- Born: January 13, 1930
- Died: May 13, 2021 (aged 91)
- Spouse: Julie Lutz

Academic background
- Education: Ph.D., California Institute of Technology
- Thesis: Spectra of Population II Cepheid Variable Stars (1958)
- Doctoral advisor: Jesse L. Greenstein

Academic work
- Discipline: Astronomy
- Institutions: University of Washington

= George Wallerstein =

United States astronomer (1930–2021)

George Wallerstein (January 13, 1930 – May 13, 2021) was an American astronomer who researched the chemical composition of stellar atmospheres. The son of German immigrants, he was raised in New York City during the Great Depression. In school he developed an interest in boxing and won the senior class boxing award. He graduated from Brown University in 1951 before receiving his M.S. and Ph.D. from the California Institute of Technology.

He served in the Navy during the Korean War, then, after teaching at the University of California, joined the astronomy department of the University of Washington in 1965. In March 1998, he retired from the University and was appointed Professor Emeritus. At the time of his death, he was married to the astronomer Julie Lutz. He was the earliest user of the (α/Fe) versus (Fe/H) diagram notation, his paper using this notation was published in 1962.

In 2002, he won the Henry Norris Russell Lectureship. In 2004, he was presented the President's Award by the United Negro College Fund for his contributions to diversity. He served on the Board of Directors for the NAACP Legal Defense Fund and the National Advisory Board of the Center for Arms Control and Non-Proliferation, the research arm of Council for a Livable World.

He was elected a Legacy Fellow of the American Astronomical Society in 2020.
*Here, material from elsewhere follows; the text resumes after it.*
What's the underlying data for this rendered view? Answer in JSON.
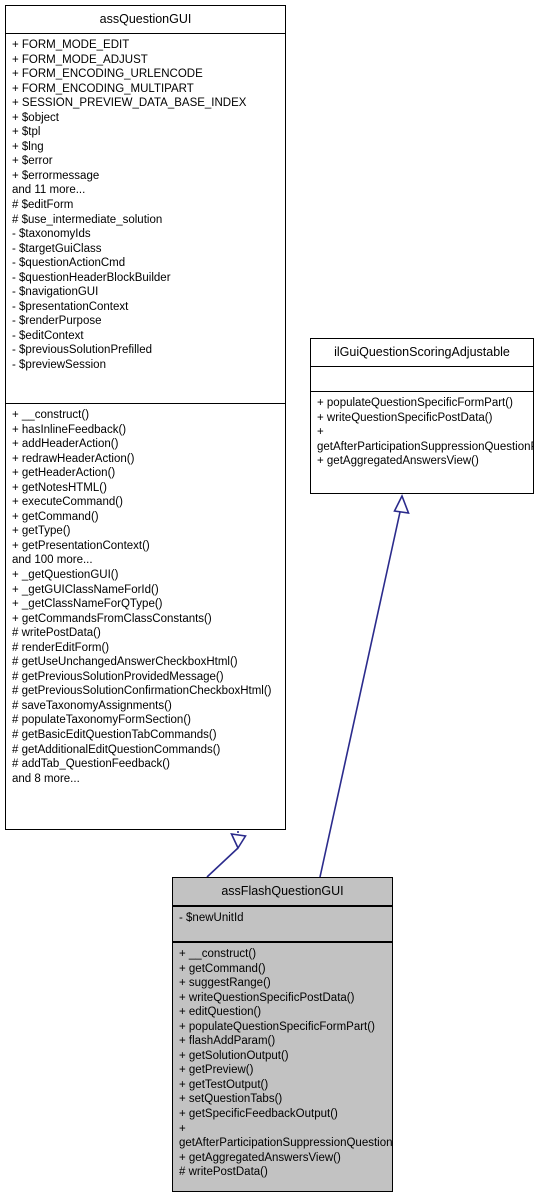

American astrophysicist Emily Levesque described Wallerstein in her 2020 popular science book The Last Stargazers: The Enduring Story of Astronomy's Vanishing Explorers: "George is a champion boxer, a licensed pilot, an accomplished mountaineer, and an award-winning humanitarian. [...] In pretty much any research discussion, George can be counted on to chime in and recite, from memory, exact results from hundreds of scientific papers dating back to the 1930s along with a choice tale or two about the researchers who did the work".